See How to Cut Claude Code Costs by 50% for specific token management strategies. The CLAUDE.md setup guide covers the configuration system that prevents most of these problems.

bottom_line

  • Every limitation in this article will get smaller over time. Context windows are growing, hallucinations are declining, MCP connections let Claude Code verify assumptions against real APIs. But today, these walls are real.
  • The “it works” trap is the most expensive failure mode because it feels like success. Reading code critically is now the core developer skill.
  • The book includes a 10-item pre-session checklist that prevents these five failure modes. One page, laminate it, use it every time.
  • Know the walls so you stop running into them. Then watch as the walls move.

Frequently Asked Questions

Does Claude Code hallucinate code that does not work?+

Yes, particularly with niche libraries under 1,000 GitHub stars and APIs that changed after its training cutoff. The fix is always verification: run the code, run the tests, never merge without executing first.

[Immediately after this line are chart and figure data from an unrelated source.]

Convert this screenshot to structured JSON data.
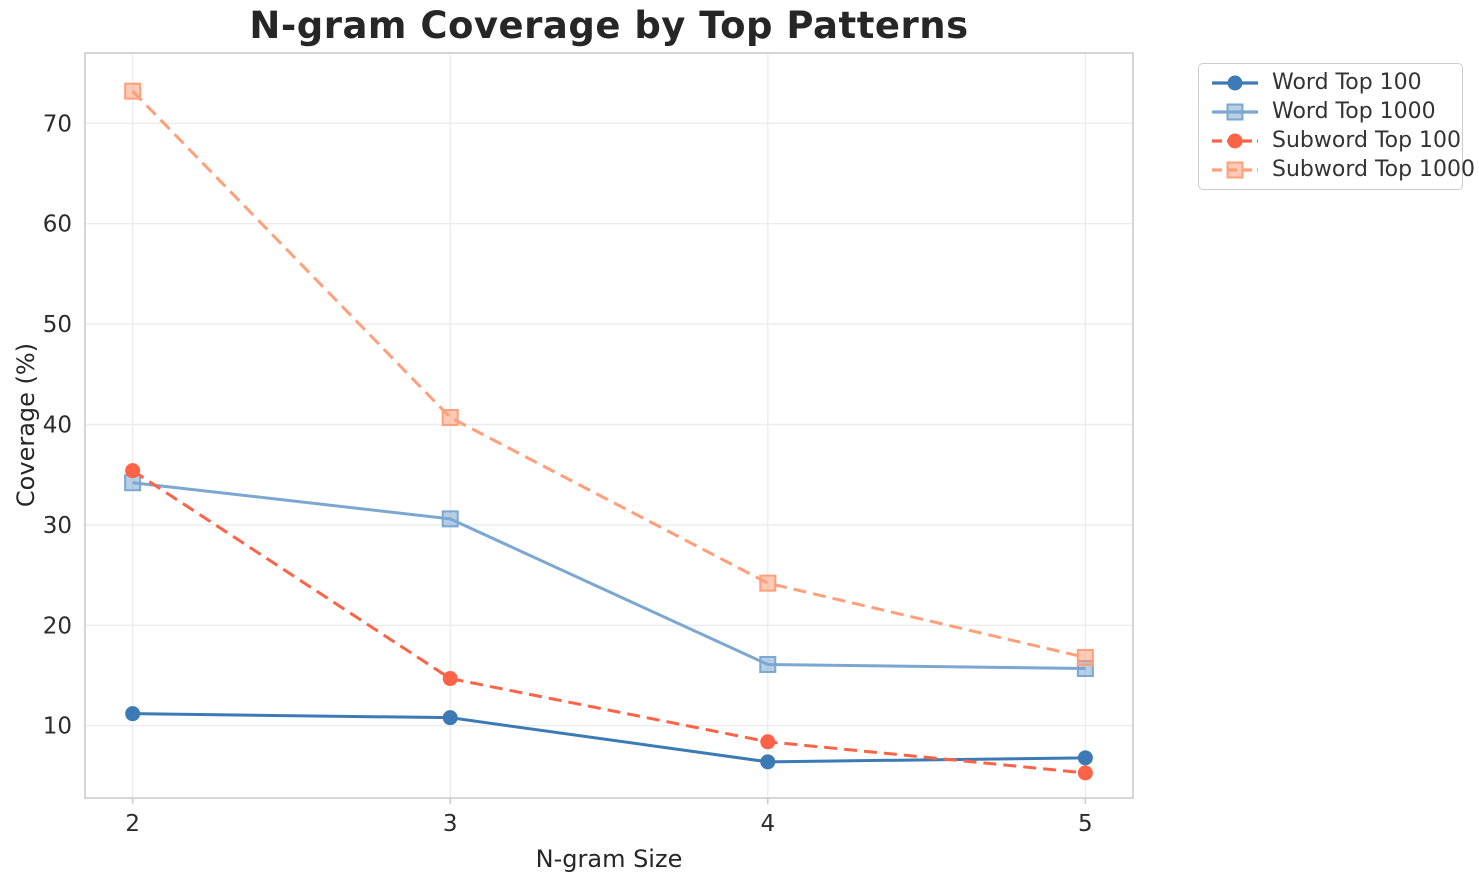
{
  "chart_data": {
    "type": "line",
    "title": "N-gram Coverage by Top Patterns",
    "xlabel": "N-gram Size",
    "ylabel": "Coverage (%)",
    "x": [
      2,
      3,
      4,
      5
    ],
    "xticks": [
      2,
      3,
      4,
      5
    ],
    "yticks": [
      10,
      20,
      30,
      40,
      50,
      60,
      70
    ],
    "xlim": [
      1.85,
      5.15
    ],
    "ylim": [
      2.8,
      77
    ],
    "grid": true,
    "legend_position": "outside-top-right",
    "series": [
      {
        "name": "Word Top 100",
        "values": [
          11.2,
          10.8,
          6.4,
          6.8
        ],
        "color": "#3c7ab5",
        "line_style": "solid",
        "marker": "circle"
      },
      {
        "name": "Word Top 1000",
        "values": [
          34.2,
          30.6,
          16.1,
          15.7
        ],
        "color": "#7ba7d1",
        "line_style": "solid",
        "marker": "square"
      },
      {
        "name": "Subword Top 100",
        "values": [
          35.4,
          14.7,
          8.4,
          5.3
        ],
        "color": "#ff6347",
        "line_style": "dashed",
        "marker": "circle"
      },
      {
        "name": "Subword Top 1000",
        "values": [
          73.2,
          40.7,
          24.2,
          16.8
        ],
        "color": "#ffa07a",
        "line_style": "dashed",
        "marker": "square"
      }
    ],
    "colors": {
      "grid": "#ececec",
      "spine": "#cccccc",
      "tick_text": "#2b2b2b",
      "title_text": "#262626",
      "legend_text": "#333333",
      "background": "#ffffff"
    }
  }
}
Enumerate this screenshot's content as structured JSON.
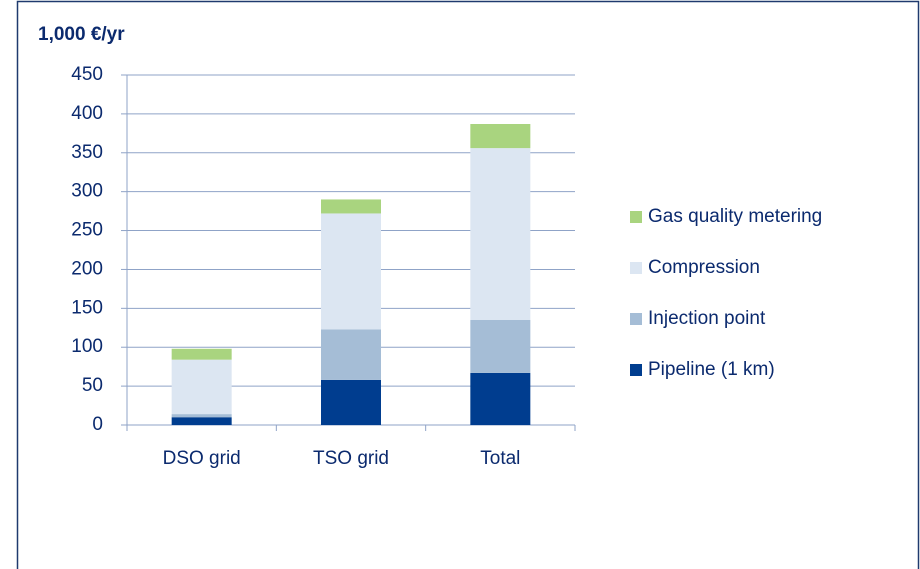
{
  "chart_data": {
    "type": "stacked_bar",
    "title": "1,000 €/yr",
    "categories": [
      "DSO grid",
      "TSO grid",
      "Total"
    ],
    "series": [
      {
        "name": "Pipeline (1 km)",
        "color": "#003d8f",
        "values": [
          10,
          58,
          67
        ]
      },
      {
        "name": "Injection point",
        "color": "#a5bdd6",
        "values": [
          4,
          65,
          68
        ]
      },
      {
        "name": "Compression",
        "color": "#dce6f2",
        "values": [
          70,
          149,
          221
        ]
      },
      {
        "name": "Gas quality metering",
        "color": "#a9d47f",
        "values": [
          14,
          18,
          31
        ]
      }
    ],
    "ylim": [
      0,
      450
    ],
    "yticks": [
      0,
      50,
      100,
      150,
      200,
      250,
      300,
      350,
      400,
      450
    ],
    "grid": true
  }
}
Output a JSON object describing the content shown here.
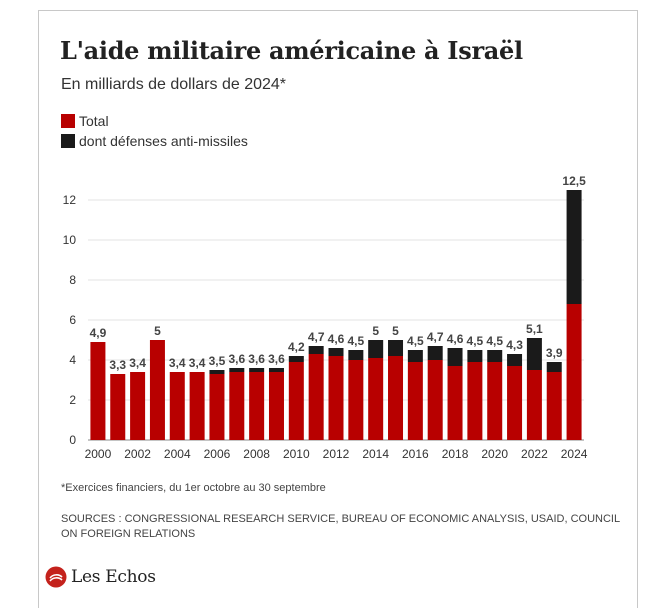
{
  "header": {
    "title": "L'aide militaire américaine à Israël",
    "subtitle": "En milliards de dollars de 2024*"
  },
  "footer": {
    "note": "*Exercices financiers, du 1er octobre au 30 septembre",
    "sources": "SOURCES : CONGRESSIONAL RESEARCH SERVICE, BUREAU OF ECONOMIC ANALYSIS, USAID, COUNCIL ON FOREIGN RELATIONS",
    "brand": "Les Echos"
  },
  "colors": {
    "total": "#b80000",
    "missile": "#1a1a1a",
    "grid": "#e3e3e3",
    "label": "#444444",
    "brand_red": "#c4221c"
  },
  "chart_data": {
    "type": "bar",
    "stacked": true,
    "x_tick_labels": [
      "2000",
      "2002",
      "2004",
      "2006",
      "2008",
      "2010",
      "2012",
      "2014",
      "2016",
      "2018",
      "2020",
      "2022",
      "2024"
    ],
    "y_tick_labels": [
      "0",
      "2",
      "4",
      "6",
      "8",
      "10",
      "12"
    ],
    "ylim": [
      0,
      13
    ],
    "grid": true,
    "legend": "top-left",
    "categories": [
      2000,
      2001,
      2002,
      2003,
      2004,
      2005,
      2006,
      2007,
      2008,
      2009,
      2010,
      2011,
      2012,
      2013,
      2014,
      2015,
      2016,
      2017,
      2018,
      2019,
      2020,
      2021,
      2022,
      2023,
      2024
    ],
    "series": [
      {
        "name": "Total",
        "values": [
          4.9,
          3.3,
          3.4,
          5,
          3.4,
          3.4,
          3.3,
          3.4,
          3.4,
          3.4,
          3.9,
          4.3,
          4.2,
          4.0,
          4.1,
          4.2,
          3.9,
          4.0,
          3.7,
          3.9,
          3.9,
          3.7,
          3.5,
          3.4,
          6.8
        ]
      },
      {
        "name": "dont défenses anti-missiles",
        "values": [
          0,
          0,
          0,
          0,
          0,
          0,
          0.2,
          0.2,
          0.2,
          0.2,
          0.3,
          0.4,
          0.4,
          0.5,
          0.9,
          0.8,
          0.6,
          0.7,
          0.9,
          0.6,
          0.6,
          0.6,
          1.6,
          0.5,
          5.7
        ]
      }
    ],
    "data_labels": [
      "4,9",
      "3,3",
      "3,4",
      "5",
      "3,4",
      "3,4",
      "3,5",
      "3,6",
      "3,6",
      "3,6",
      "4,2",
      "4,7",
      "4,6",
      "4,5",
      "5",
      "5",
      "4,5",
      "4,7",
      "4,6",
      "4,5",
      "4,5",
      "4,3",
      "5,1",
      "3,9",
      "12,5"
    ]
  }
}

Should I let Claude Code make architecture decisions?+

No. Use it for architecture exploration (outline three approaches with tradeoffs) but make the decision yourself. It defaults to popular patterns from blog posts, which skew toward large-scale solutions that are wrong for most projects.

When should I close Claude Code and think for myself?+

When the problem is novel (has not appeared in training data), when architecture decisions have long-term consequences, and when you catch yourself accepting code because it works without reading it critically.